Pazartesi günü açıklanan temmuz ayı sanayi üretim verisi genellikle büyümedeki düşüşün durduğunu gösteren ilk gösterge olarak yorumlandı. Bu görüşe katılmıyorum. Birkaç nedenle. Birincisi ne az önce sözünü ettiğim veriler böyle bir gelişmeyi ima ediyorlar ne de az sonra sözünü edeceğim grafikte yer alan kapasite kullanım oranı (KKO) – sanayi üretimi ilişkisi bunu gösteriyor. İkincisi, diğer göstergeler desteklemiyorsa, böyle aylık oynamalara çok takılmamak gerekiyor. 

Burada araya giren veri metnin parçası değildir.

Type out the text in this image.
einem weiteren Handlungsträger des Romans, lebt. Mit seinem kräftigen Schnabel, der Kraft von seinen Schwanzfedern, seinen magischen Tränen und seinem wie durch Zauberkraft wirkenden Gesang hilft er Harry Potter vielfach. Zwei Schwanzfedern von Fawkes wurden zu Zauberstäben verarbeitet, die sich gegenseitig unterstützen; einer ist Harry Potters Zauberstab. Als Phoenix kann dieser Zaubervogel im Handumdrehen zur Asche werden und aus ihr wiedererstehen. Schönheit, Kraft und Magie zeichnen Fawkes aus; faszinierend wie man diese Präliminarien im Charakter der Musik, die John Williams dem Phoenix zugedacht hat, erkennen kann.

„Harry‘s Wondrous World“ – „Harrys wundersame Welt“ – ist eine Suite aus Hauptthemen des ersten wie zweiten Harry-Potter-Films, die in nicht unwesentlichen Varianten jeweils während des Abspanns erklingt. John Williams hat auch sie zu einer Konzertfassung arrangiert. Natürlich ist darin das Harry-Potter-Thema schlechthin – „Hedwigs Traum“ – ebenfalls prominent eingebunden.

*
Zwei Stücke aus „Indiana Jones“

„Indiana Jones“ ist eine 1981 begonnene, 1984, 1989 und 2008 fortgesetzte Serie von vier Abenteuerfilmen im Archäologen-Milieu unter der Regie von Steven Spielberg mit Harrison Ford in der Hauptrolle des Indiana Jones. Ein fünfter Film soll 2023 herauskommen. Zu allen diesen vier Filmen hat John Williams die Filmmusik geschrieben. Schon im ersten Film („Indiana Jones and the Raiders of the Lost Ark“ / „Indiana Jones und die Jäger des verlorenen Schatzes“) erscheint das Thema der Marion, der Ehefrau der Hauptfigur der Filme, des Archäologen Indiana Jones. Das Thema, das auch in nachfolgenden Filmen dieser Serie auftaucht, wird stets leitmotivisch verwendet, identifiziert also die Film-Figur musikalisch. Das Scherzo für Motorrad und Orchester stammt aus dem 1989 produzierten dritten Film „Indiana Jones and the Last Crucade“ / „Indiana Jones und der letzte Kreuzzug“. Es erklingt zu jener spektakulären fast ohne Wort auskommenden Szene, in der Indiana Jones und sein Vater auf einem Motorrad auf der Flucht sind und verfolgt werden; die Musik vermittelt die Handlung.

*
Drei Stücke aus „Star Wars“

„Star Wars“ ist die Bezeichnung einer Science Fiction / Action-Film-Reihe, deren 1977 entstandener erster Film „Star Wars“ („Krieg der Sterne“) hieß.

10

KKO verisi daha güncel; ağustos ayı rakamlarını biliyoruz. Bir yıl öncesinin aynı dönemine kıyasla değişim oranlarına bakıldıklarında KKO ile sanayi üretimi arasında çok yakın ilişki var. Grafikte KKO ile takvim etkisinden arındırılmış sanayi üretiminin yıllık artış oranları yer alıyor. Geçici aylık oynamaların yorumlamayı bozucu etkisini gidermek için bu artış oranlarının üçer aylık ortalamalarını gösteriyorum. Her ikisi arasındaki çok yakın ilişki açık. Dikkat çekici bir diğer nokta ise, KKO’daki düşüş eğiliminin ağustos ayında da sürmüş olması. 

Bu veriler ışığında üçüncü çeyrek büyümesinin de ilk çeyrekte gerçekleşenden düşük olmasını beklemek gerekiyor. Bu arada, bu yazıyı yazarken dolar kurunun 2.20 sınırını aştığını belirtmek isterim. Bu sadece Türkiye’ye özgü bir hareket değil; şiddeti farklı olmakla birlikte diğer yükselen piyasa ekonomileri için de geçerli. Bu hareket bile Türkiye ekonomisinin hassasiyetini gösteriyor. 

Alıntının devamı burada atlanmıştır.